[By: Jade Harrison]
On October 24th, 2019, Oscar award-winning director, screenwriter, and KU Film and Media Studies Professor, Kevin Willmott, delivered the 2019 Bill Tuttle Distinguished Lecture in American Studies. Established in 2008, the Tuttle Lecture honors the teaching legacy of Professor Emeritus Bill Tuttle, who taught in KU’s American Studies department, and focuses on his main research interests which include African-American history and culture and American politics. Willmott’s lecture largely addressed the recurring cycle of racial hatred throughout the history of the United States and how this has influenced the film industry. For decades, the American film industry has strictly regulated the amount and type of Black subject matter released through Hollywood production companies, thereby policing the Black stories told on-screen.
During the early 2000s, Willmott started receiving jobs as a screenwriter in Hollywood and remembered production companies’ initial shock when realizing he was African American. Hollywood wasn’t accustomed to working with Black screenwriters and directors at the time, which shows how the American film industry has been dominated by whiteness. While this racial disparity continues to improve over time, there is still more improvement to be made. Willmott revealed that out of his frustration with Hollywood monitoring the number of on-screen Black storylines, and more specifically their resistance toward historical Black stories that accurately depict the formation of America, he created the film C.S.A: The Confederate States of America (2004). Before creating C.S.A., Willmott initially wondered, “What if the Confederacy had won, and what if Abraham Lincoln had been locked up and arrested… What would that America look like?” While C.S.A. serves as a speculative narrative depicting how our society would function if it were still under the rule of the Confederacy, Willmott believes that his film operates as a reflection of the United States’ current sociocultural climate and the resurgence of racial hatred occurring in our society.
“The country goes back and forth. There’s times when we have moments of the U.S.A., and then you have years, months, or sections of time that are the C.S.A, and the country, in my opinion, has not decided what country it really wants to be… Hate is resurging because we have a klansman [Donald Trump] in the White House.”
Black film, according to Willmott, is important to Black cultural production because it gives us a chance to reflect and learn about ourselves, our history, and what it means to be Black. Anti-blackness persists and appears in many forms throughout American society, and Black cinematic productions like Spike Lee and Willmott’s BlackKklansman, seek to interrogate and reveal how instances of racism that the American popular imagination has situated in the past is still alive in the present. Willmott argues that the United States consistently moves back and forth between being the United States of America (U.S.A) and the Confederate States of America (C.S.A). He believes that “The country goes back and forth. There’s times when we have moments of the U.S.A., and then you have years, months, or sections of time that are the C.S.A, and the country, in my opinion, has not decided what country it really wants to be… Hate is resurging because we have a klansman [Donald Trump] in the White House.” President Trump gained widespread American support with the help of the “C.S.A,” leading him to be elected into office in 2016. In other words, Trump gained the approval of many white Americans who supported the dehumanization, policing, and detainment of immigrants in America’s name.

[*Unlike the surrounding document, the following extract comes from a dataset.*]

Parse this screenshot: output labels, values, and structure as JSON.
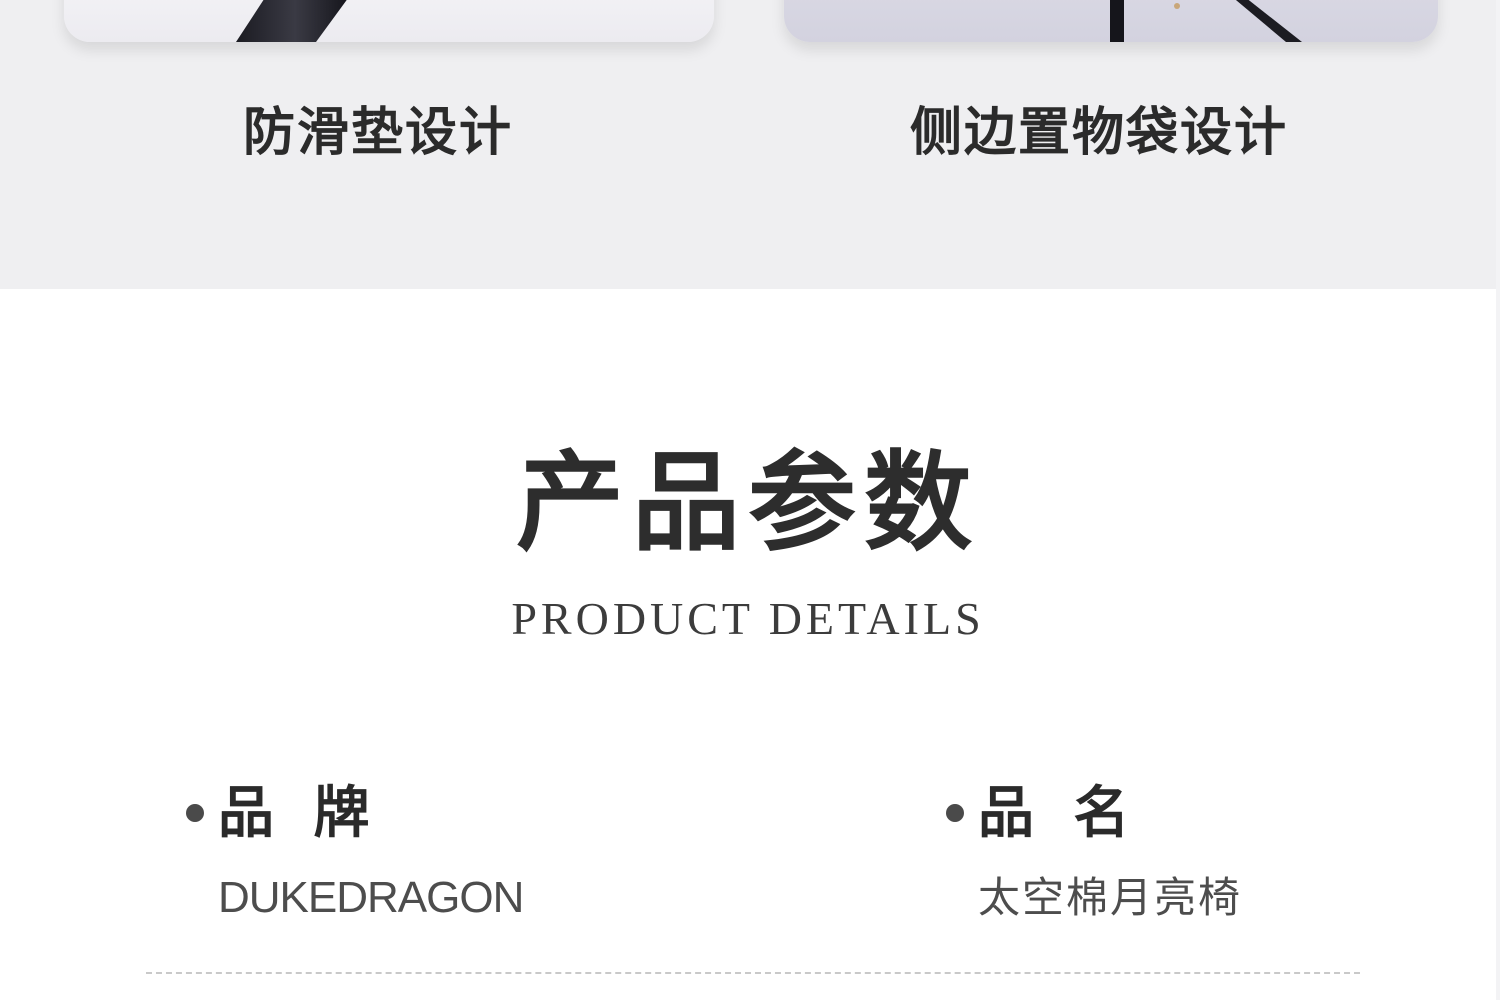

Hate is not new to America, and Willmott posed an important question, “Are we going to let the C.S.A win, or not?” American white supremacists, many of whom are elected legislative officials, continue to take advantage of white people not knowing the true history about the shaping of our democracy, but in Willmott’s opinion, we must stop downplaying the reality of our country’s current social condition, and as a country, we have a lot of work to do.
Ultimately, Willmott believes white people must be willing to listen and learn about our country’s history with racism and anti-blackness, and Black people must be willing to show patience towards individuals who have been shielded from the reality of America’s history because of their whiteness.
Jade Harrison is a first-year Ph.D. student in African-American literature at the University of Kansas. She’s also a research assistant for Project HBW’s Black Book Interactive Project (BBIP). Harrison’s research interest includes using data to trace shifting representations of African-American women writers across Black literary anthologies.